Chris Evans is great in the role, and you can’t imagine anyone else doing it. Everyone in the world auditioned, and the memory of the Human Torch was still in recent memory, so there was no guarantee that Evans would pull it off – or that audiences would buy into it. It’s not an easy performance either – there’s not a lot of light and shade to work with – he is always a just a good man. How to make that interesting without changing the character is what DC have struggled to do with Superman.
It’s easy to say Stanley Tucci, Toby Jones, Tommy Lee Jones and Hugo Weaving were great. Because those ever reliable character actors are always great. Hayley Atwell was a wonderful find, and no wonder they kept bringing her back in various roles, being a vital player in the MCU. Sebastian Stan is fine as Bucky, but he’s nothing compared to what he would do with the role. The Howling Commandos are wasted.
The film’s worst crimes probably have all to do with the budget. Some of it looks pretty bad – in particular the fight scenes, and the clear CGI. The action is unconvincing, in particular weightless shield throwing, explosions that give off no heat, and copy and paste Hydra soldiers. There are lots of cut corners – the same backgrounds being used over and over again out car windows – if we noticed it, that’s not great. The sets work, but don’t really knock us out. We never see the grand weapons. And the ending, where Captain America is kept when he reaches the present day, is just stupid. By Phase 3, they would not cut such corners, but here it was noticeable.
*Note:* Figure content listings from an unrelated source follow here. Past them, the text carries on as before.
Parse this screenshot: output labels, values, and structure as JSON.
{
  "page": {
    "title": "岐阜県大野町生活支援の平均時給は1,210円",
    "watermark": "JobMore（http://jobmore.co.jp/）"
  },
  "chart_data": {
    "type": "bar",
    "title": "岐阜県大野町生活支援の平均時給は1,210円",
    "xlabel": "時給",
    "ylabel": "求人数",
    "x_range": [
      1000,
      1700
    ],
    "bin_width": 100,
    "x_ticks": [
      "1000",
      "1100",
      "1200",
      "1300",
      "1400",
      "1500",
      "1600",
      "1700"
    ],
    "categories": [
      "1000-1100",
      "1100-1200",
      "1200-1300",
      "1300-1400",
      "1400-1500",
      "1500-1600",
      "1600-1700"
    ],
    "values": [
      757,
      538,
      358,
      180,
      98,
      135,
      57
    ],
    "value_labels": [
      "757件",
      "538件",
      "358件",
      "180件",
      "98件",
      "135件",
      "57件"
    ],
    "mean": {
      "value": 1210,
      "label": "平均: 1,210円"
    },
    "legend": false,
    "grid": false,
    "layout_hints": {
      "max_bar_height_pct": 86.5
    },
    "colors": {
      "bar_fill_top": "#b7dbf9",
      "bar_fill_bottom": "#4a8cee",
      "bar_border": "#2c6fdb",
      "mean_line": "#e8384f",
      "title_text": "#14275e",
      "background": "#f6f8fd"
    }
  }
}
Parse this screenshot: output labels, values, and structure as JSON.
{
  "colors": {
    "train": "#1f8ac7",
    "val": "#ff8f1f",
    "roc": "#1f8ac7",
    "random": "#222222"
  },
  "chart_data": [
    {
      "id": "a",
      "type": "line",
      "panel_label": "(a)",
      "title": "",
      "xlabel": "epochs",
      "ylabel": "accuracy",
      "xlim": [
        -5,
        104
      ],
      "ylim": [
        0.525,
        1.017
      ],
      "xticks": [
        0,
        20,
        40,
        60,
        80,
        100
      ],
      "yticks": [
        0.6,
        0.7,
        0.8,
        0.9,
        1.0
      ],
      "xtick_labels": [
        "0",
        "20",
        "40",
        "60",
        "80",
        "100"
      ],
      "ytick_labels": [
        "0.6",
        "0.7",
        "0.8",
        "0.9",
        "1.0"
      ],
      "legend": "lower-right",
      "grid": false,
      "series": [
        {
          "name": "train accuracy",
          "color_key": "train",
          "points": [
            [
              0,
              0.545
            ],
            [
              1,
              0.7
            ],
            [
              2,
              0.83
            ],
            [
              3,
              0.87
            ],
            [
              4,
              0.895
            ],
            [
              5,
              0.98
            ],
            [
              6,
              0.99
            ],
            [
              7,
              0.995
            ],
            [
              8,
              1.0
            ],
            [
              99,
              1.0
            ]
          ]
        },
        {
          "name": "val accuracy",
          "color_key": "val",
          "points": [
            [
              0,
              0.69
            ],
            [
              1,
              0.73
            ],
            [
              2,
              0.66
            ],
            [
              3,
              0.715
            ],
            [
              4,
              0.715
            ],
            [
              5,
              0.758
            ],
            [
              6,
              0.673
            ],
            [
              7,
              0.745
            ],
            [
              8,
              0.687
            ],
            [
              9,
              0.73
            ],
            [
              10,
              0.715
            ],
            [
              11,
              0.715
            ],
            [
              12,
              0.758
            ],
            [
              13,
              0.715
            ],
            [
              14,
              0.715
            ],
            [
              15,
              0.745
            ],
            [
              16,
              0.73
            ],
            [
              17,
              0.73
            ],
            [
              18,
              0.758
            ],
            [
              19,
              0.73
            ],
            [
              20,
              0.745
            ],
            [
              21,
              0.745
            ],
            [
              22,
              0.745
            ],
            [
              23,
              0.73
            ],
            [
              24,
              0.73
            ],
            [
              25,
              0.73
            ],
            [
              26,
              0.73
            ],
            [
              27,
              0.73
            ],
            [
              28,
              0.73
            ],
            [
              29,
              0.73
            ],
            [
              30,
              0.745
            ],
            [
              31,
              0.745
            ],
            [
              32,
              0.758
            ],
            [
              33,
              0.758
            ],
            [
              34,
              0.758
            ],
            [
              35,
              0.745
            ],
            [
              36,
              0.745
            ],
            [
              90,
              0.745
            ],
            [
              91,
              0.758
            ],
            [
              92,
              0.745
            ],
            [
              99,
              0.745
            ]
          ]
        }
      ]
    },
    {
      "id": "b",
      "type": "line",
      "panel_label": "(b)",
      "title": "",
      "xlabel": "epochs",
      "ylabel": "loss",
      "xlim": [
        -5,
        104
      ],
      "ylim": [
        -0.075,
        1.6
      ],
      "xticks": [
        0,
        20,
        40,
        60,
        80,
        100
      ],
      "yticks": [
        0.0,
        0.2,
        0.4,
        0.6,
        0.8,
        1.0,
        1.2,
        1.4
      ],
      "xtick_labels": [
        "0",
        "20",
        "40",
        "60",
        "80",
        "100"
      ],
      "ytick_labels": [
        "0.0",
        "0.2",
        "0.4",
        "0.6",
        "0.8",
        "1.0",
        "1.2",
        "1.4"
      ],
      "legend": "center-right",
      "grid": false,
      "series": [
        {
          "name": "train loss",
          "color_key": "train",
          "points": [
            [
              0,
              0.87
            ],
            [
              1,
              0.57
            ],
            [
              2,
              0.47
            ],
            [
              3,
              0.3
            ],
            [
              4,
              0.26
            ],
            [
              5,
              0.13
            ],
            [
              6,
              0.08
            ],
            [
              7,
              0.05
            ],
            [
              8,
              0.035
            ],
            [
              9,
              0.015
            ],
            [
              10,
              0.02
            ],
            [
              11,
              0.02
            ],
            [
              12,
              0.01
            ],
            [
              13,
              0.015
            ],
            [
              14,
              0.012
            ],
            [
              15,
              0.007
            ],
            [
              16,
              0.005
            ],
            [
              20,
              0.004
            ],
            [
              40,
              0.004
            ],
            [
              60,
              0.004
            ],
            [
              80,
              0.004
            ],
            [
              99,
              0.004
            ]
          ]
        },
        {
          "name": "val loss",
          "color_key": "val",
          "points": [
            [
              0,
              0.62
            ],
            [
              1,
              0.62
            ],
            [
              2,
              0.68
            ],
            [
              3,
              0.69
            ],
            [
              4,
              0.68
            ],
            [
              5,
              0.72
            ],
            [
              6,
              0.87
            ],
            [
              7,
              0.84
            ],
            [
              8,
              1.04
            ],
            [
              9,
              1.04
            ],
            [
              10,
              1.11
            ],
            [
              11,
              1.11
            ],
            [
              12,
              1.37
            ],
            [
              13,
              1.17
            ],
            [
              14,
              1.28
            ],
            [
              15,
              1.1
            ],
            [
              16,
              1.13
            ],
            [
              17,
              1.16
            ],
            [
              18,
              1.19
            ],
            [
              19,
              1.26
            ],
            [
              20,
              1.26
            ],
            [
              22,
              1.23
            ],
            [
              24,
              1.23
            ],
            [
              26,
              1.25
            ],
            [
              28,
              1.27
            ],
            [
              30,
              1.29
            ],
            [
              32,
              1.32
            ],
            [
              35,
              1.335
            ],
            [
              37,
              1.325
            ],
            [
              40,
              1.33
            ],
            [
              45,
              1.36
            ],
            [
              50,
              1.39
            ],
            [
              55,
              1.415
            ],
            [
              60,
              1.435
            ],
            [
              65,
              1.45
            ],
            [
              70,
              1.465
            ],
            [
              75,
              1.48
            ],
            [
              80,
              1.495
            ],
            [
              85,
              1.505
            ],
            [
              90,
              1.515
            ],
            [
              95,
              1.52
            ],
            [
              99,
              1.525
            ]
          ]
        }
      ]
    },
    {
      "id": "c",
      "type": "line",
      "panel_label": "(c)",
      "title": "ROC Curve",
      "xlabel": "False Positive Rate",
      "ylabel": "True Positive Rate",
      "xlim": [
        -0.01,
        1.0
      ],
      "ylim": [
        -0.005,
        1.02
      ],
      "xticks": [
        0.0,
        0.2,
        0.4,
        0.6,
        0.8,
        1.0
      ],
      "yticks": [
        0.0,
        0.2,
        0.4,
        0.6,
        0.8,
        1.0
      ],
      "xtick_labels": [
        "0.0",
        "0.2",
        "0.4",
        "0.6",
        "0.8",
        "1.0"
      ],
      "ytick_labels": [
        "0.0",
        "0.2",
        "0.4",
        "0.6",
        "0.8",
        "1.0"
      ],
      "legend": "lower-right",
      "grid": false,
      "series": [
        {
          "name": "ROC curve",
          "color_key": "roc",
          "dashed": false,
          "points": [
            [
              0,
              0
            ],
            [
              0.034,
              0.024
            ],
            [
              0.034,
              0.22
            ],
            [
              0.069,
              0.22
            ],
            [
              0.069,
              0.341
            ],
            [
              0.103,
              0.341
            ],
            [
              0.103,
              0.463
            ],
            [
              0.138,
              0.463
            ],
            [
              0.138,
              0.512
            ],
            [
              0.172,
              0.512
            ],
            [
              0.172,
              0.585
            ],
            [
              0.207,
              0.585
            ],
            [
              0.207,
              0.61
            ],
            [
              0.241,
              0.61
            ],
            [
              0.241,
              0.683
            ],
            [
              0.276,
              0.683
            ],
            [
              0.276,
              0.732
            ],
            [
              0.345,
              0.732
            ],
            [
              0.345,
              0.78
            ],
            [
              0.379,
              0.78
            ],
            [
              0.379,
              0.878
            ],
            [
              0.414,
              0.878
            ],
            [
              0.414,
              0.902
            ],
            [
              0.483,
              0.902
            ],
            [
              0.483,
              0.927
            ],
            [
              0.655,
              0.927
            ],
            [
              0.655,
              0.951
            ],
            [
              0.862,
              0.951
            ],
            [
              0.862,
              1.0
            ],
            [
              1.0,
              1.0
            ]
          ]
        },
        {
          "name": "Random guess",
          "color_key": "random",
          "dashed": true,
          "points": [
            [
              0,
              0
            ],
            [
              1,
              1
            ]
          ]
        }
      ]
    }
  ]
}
But they put their effort into what really counted – characters and script. Word is Joss Whedon helped shape the shooting draft with more character moments. And you buy into it very quickly. Erskine and Rogers build a lifetime of loyalty in one chat. Soldiers are won over my a bad actor in one swoop. Phillips interrogating Zola, Bucky and Cap, anything with Carter or Stark. We would love to hang out with any of these people. Part of you wishes they could have waited another film before sending Cap into the future. Of course, that’s not the plan.
It feels a little like Marvel fluked another one, but they were getting better. That the Captain America films would wind up being the best trilogy in the Marvel films was unexpected, and gives extra dimension to this film.
- Chris Evans. Pulls off a wonderful job. Everyone went from “really…?” to “born to play this role…” in a few films time, and you can see it all here.
- Character actor overload. The Joneses, Weaving and Tucci. Just masters.
- The golly gosh sock ’em fun of it all. It’s so…comic book-y.
- Hayley Atwell’s Agent Carter.
- Some pretty good jokes. Nothing as painful as Edward Norton holding up those purple pants.
Not best bits:
- Some of the worst CGI in the MCU
- Howling who?
- Bucky’s kind of wasted too.
- Hydra has to have the worse defended bases in the world.
- It will get worse, but random blue energy being shot in the sky, undefined energy guns…ugh.